The boy had ran through the woods of this pine forest so many times, it never occurred to him that he could get lost. He could not get lost here, any more than he could get lost walking from his bedroom to his kitchen. And yet, the fallen knotted pine that marked the middle of the trail never materialized. 


“Shoot,” the boy said, crouching down to the forest floor to take a momentary break. His parents would be worried about him soon. He looked to the tops of the trees and moved his body this way and that to find the sun; if he could locate it he would know where west was and he could find his way out. He ran twenty yards and could not see the sun. He was lost.

A branch snapped loudly in the underbrush. The boy whipped around to face the sound. After a moment, “It’s just a fox. Stop being a chicken. It’s just a fox.” He marched onward. The trees became so dense the sky was blocked. Another snapped branch. The boy jumped, in spite of himself. 

“Hello? Is someone there?” There was no answer. The boy trudged forward. Then, out of the deepest brush emerged another boy, maybe a teenager. 

“Are you Danny?” He asked, panting. He was wearing a tightly packed hunting pack and the boy saw that he was carrying a compass. 

“Who are you?”

“Gil. I’ve been looking for you.” He slipped the hiking pack off of his shoulders and sat on his haunches. He pulled water and a peanut butter sandwich out of it. “Want half?” Gil asked.

The boy hesitated. “How do you know who I am?”

“So you are Danny, then. You’re lost, right?” Gil said. 

“Yes, I. Wait. How do you know?” Danny took a small step back. 

“It’s my job to find people who are lost in the forest.” 

“Well, how did you know I was in here? Did my mom and dad send you?” Danny asked.

“Sure, we’ll go with that. Want part of the sandwich or what?” Gil broke the sandwich in half and ate one of the halves in a single bite. He held the other half out to Danny in offering. Danny tentatively accepted and scarfed the sandwich down.

Gil wiped the crumbs from his hands and stood up. “Time to get you unlost, Danny, follow me,” he said, before heading deeper into the forest, away from the direction whence Danny came. Danny looked once behind himself and followed Gil into the wood. 


When they’d walked for some time, Danny asked, “Where are we going?”

“Out of the wood. Stick close to me, we’re going off trail here.”

They started to climb over thick, knotted roots and into beds of all tree leaves. The branches were too dense to climb through. Danny had to lift his legs high enough to climb through the openings in the branches that Gil cut with a machete. 
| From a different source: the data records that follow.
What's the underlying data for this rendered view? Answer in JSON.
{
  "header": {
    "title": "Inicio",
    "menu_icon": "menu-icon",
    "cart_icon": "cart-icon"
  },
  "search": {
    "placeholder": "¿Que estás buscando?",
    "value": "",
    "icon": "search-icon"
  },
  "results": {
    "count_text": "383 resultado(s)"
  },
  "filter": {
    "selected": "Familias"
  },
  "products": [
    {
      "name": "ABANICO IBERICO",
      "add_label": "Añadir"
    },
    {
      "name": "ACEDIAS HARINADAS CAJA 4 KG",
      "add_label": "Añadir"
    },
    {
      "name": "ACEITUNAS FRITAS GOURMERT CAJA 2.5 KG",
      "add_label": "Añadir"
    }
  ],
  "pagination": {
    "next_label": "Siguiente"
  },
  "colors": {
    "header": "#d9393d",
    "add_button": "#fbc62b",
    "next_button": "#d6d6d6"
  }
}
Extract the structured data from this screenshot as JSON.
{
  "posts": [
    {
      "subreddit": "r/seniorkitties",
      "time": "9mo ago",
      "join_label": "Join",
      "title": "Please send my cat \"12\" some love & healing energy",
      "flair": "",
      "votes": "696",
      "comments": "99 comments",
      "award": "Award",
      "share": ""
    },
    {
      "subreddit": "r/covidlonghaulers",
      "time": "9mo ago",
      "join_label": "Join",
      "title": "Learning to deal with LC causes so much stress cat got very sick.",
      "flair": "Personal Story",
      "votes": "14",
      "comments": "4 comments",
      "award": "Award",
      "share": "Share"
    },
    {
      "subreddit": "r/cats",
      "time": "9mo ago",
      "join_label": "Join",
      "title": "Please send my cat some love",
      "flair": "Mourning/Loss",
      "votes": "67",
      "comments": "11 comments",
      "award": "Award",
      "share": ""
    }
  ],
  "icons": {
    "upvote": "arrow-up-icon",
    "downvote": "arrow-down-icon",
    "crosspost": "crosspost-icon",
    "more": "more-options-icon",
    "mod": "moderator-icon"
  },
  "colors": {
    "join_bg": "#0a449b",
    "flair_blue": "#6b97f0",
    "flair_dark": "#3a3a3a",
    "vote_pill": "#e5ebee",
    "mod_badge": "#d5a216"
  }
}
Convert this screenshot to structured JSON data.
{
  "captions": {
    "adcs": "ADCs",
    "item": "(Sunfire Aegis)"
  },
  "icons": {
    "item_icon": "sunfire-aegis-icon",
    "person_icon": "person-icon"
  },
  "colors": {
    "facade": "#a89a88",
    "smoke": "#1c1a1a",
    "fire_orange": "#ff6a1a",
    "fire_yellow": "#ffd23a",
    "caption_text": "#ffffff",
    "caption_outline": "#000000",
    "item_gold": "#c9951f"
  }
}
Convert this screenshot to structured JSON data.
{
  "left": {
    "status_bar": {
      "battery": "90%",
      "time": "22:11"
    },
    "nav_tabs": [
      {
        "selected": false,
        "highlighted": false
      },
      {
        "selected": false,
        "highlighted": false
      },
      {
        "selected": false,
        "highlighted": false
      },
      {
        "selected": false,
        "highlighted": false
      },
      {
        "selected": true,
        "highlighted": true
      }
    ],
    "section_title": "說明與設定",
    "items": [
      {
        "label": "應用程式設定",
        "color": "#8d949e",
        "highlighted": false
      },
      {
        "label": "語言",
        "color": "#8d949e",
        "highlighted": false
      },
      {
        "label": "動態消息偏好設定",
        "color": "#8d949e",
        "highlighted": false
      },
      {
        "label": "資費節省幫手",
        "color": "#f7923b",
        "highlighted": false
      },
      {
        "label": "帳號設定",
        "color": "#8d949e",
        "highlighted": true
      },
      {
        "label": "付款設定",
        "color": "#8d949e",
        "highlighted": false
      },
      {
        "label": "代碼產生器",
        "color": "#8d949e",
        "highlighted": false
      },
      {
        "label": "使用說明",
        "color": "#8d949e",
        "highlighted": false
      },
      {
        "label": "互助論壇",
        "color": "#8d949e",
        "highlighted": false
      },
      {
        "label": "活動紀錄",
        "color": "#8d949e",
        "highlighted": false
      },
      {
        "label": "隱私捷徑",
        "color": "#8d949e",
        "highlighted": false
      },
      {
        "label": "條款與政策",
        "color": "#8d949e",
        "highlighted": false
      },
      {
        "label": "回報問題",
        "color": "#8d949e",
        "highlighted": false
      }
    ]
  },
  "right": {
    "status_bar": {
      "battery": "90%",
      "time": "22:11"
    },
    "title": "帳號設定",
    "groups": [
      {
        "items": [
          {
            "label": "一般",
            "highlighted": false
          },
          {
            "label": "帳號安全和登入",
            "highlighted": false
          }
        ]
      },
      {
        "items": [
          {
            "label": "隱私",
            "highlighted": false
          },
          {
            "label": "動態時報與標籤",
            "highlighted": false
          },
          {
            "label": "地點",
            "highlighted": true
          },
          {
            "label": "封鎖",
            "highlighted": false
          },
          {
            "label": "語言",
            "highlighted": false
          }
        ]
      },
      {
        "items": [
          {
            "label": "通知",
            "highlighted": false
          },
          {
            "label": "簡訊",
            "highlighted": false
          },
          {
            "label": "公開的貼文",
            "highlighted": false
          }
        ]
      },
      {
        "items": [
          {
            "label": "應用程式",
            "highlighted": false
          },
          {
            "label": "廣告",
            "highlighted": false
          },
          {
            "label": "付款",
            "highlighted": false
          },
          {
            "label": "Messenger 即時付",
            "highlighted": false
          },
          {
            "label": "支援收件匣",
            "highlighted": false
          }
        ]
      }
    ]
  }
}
“I didn’t come this way, uh, Gil.”

“It’s okay,” he called back over his shoulder. “Shortcut.”

The branches entwined so thickly at one point that Danny and Gil could only pass by crawling beneath them on their bellies. Eventually, the branches cleared and they were in a small glade; it glowed a dull yellow, but was illuminated by neither the sun nor the moon. On the other side of the glade, a rope was strung among several trees, from which hung a wooden placard that said “Turn Back, Private Land.” Gil strode confidently under the rope.

“Gil, this is private property, we can’t cross.”

“It’s fine.”

“The owners might have guard dogs. Heck, they might shoot us. Let’s go another way,” Danny was trying to tamp down the squeal of panic trying to escape in his voice. 

Gil turned to him, skin ethereal in the yellow light, “Just trust me, Danny.”

Danny inhaled sharply as he bent under the rope and entered the private property. They continued on a narrow path until they came, quite suddenly, upon a rather large stone house. Danny wasn’t sure how he could have missed it; but there it was. He counted a dozen windows and huge double front doors made of oak. Gil approached confidently and knocked a pattern on to the door. It opened. Gil lazily waved at Danny to follow. 

Inside, the house was tiny, a single room cottage with a small fire burning in the fireplace. There was an armchair facing the fire, and in it sat a huddled figure, obscured by a hood. 

Still staring at the fire, the figure asked in a rasping voice, “Danny, do you want to go home?” 

“Sir?” Danny replied. 

“Do you have an answer?”

Danny swallowed and answered, “Yes, but I think it’s time for me to go back now, the way I came. This is not the right way to my house, I can see that now. It was ever so kind of you to send someone for me, but I know the way now.”

The figure in the chair waved his arms and the shadows teeming along the floor took shape, dragging and pulling Danny, overpowering him; pushing him closer to the fire.

“Hey! Gil! Help!” The end of Danny’s screams were muffled by the shadows overcoming his face. Gil stood impassively watching as Danny was dragged, wrapped in shadows into the fire. 


Danny emerged somewhere on the other side of the fire, the shadows melting, burning and disintegrating around him. Gil was leaning against a stone wall opposite him, waiting. 

“What on earth is happening?” Danny demanded. He tried to suppress the beginnings of tears. “Why are you doing this to me? Just take me home.”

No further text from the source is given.